Изменить размер шрифта - +

Да, Григорий давно уже не тот мальчишка… Но как они могли не поверить ему, Игорю Владимировичу, когда речь — о деле? Разве за те десять лет, что они знают друг друга, он дал повод к недоверию?

Владимиров посмотрел на стоявшее боком к столу кресло. Оно будто хранило позу Яковлева — чуть подавшийся вперед корпус, упрямый, бодливый наклон головы, неказистый профиль с коротким носом-бульбой и поджатые губы, — будто Григорий сидит не в кресле, а за рулем в кабине гоночного автомобиля. И его слова, отрывистые, жесткие и холодные. Вот именно этот холод обидел Игоря Владимировича, — слова эти вырвались не в запальчивости, а были продуманы, продуманы уже давно… Его ученик, которого Игорь Владимирович опекал почти десять лет, поставил на ноги, теперь угрожал ему: «Вы сами предложили тогда провести исследования по особо малому автомобилю. Вы говорили, что это очень нужно и своевременно. Мы благодарны вам за поддержку и помощь. Но мы делали все это не для того, чтобы еще несколько папок пылилось на полках.
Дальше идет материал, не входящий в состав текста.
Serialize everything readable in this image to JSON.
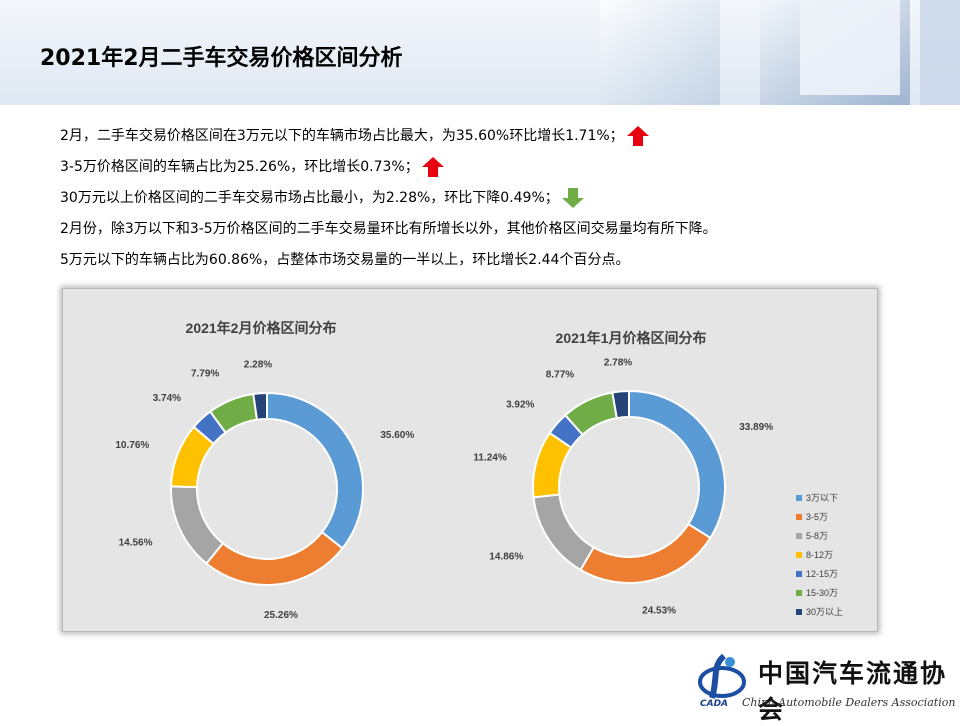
{
  "title": "2021年2月二手车交易价格区间分析",
  "bullets": [
    {
      "text": "2月，二手车交易价格区间在3万元以下的车辆市场占比最大，为35.60%环比增长1.71%；",
      "arrow": "up-arrow-icon"
    },
    {
      "text": "3-5万价格区间的车辆占比为25.26%，环比增长0.73%；",
      "arrow": "up-arrow-icon"
    },
    {
      "text": "30万元以上价格区间的二手车交易市场占比最小，为2.28%，环比下降0.49%；",
      "arrow": "down-arrow-icon"
    },
    {
      "text": "2月份，除3万以下和3-5万价格区间的二手车交易量环比有所增长以外，其他价格区间交易量均有所下降。",
      "arrow": null
    },
    {
      "text": "5万元以下的车辆占比为60.86%，占整体市场交易量的一半以上，环比增长2.44个百分点。",
      "arrow": null
    }
  ],
  "colors": {
    "up_arrow": "#e60012",
    "down_arrow": "#70ad47"
  },
  "chart_data": [
    {
      "type": "pie",
      "title": "2021年2月价格区间分布",
      "categories": [
        "3万以下",
        "3-5万",
        "5-8万",
        "8-12万",
        "12-15万",
        "15-30万",
        "30万以上"
      ],
      "values": [
        35.6,
        25.26,
        14.56,
        10.76,
        3.74,
        7.79,
        2.28
      ],
      "labels": [
        "35.60%",
        "25.26%",
        "14.56%",
        "10.76%",
        "3.74%",
        "7.79%",
        "2.28%"
      ]
    },
    {
      "type": "pie",
      "title": "2021年1月价格区间分布",
      "categories": [
        "3万以下",
        "3-5万",
        "5-8万",
        "8-12万",
        "12-15万",
        "15-30万",
        "30万以上"
      ],
      "values": [
        33.89,
        24.53,
        14.86,
        11.24,
        3.92,
        8.77,
        2.78
      ],
      "labels": [
        "33.89%",
        "24.53%",
        "14.86%",
        "11.24%",
        "3.92%",
        "8.77%",
        "2.78%"
      ]
    }
  ],
  "series_colors": [
    "#5b9bd5",
    "#ed7d31",
    "#a5a5a5",
    "#ffc000",
    "#4472c4",
    "#70ad47",
    "#264478"
  ],
  "legend": {
    "position": "right",
    "items": [
      "3万以下",
      "3-5万",
      "5-8万",
      "8-12万",
      "12-15万",
      "15-30万",
      "30万以上"
    ]
  },
  "logo": {
    "cn": "中国汽车流通协会",
    "en": "China Automobile Dealers Association",
    "abbr": "CADA"
  }
}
И вот, когда уже есть разработка, вы говорите, что надо подождать, что еще не созрел момент… Мы сделали эту работу и не можем равнодушно смотреть, как ее хоронят. — Григорий примолк, губы затвердели прямой жесткой чертой, и добавил, не понижая голоса: — И не будем равнодушно смотреть».

Игорь Владимирович встал из-за стола, принялся ходить вдоль стеклянной стены кабинета, занавешенной кремовой тканью.

«Угрожал», — снова с обидой подумал он, и теперь уже обидными показались и примирительные слова жены. «Ну, это не постановка вопроса, — вмешалась тогда Алла. — Думаю, что Григорий здесь не прав. Никто не собирается никого хоронить. Речь идет о том, чтобы найти какую-то возможность развернуть работу уже на другом уровне. Ну, легально, что ли».

Игорь Владимирович расхаживал вдоль стеклянной стены своего кабинета, чувствовал обиду и недовольство собой, потому что в словах Григория Яковлева была доля правды, но только доля. И он, Владимиров, мог бы найти возражения, но не захотел. Не захотел, потому что сам не верил в них до конца. И он ответил им так, как обычно отвечал почти весь последний год: «Нужно выждать. Дело тут в тактике. Можно выиграть заезд, но проиграть гонку, а это никого не устраивает».

Со двора вдруг донесся рев мощного двигателя, звонкие хлопки в его выпускном коллекторе от переобогащенной смеси. Какое-то стекло в стене кабинета отозвалось короткой вибрацией, и сразу же назойливо забормотал зуммер селектора. Игорь Владимирович посмотрел на часы. Тридцать минут, отведенных для приема сотрудников по личным вопросам, истекли. Зуммер ворчливо напоминал, что предстоит напряженный день.

— Слушаю, — негромко ответил Игорь Владимирович в микрофон, снова садясь за письменный стол. Минуту, разговаривая по селектору с заведующим одной из лабораторий — нудным старым профессором, — Владимиров еще думал о Григории, чувствовал обиду за недоверие, но потом его уже захлестнули заботы, текущие дела, телефонные разговоры. Сверстывался тематический план института на будущий год. И еще на сегодня было назначено совещание дирекции: дважды в неделю Игорь Владимирович обсуждал со своими заместителями накопившиеся вопросы.

 

2

 

 

 

Линолеум коридора, набранный из светло-серых квадратных шашек, отливал зеленью под светом люминесцентных ламп. Они шли мимо дверей бухгалтерии и экономического отдела, мимо снабженцев и отдела технической информации, мимо сметчиков и плановиков. И Яковлев подумал, что на этом, как ему казалось, не главном для института этаже чище и уютнее, чем на тех, где разместились основные лаборатории, мастерская художников-конструкторов, испытательные стенды, приборы, кульманы — все то, что, собственно, и было автомобильным проектно-исследовательским институтом, вторым в отрасли.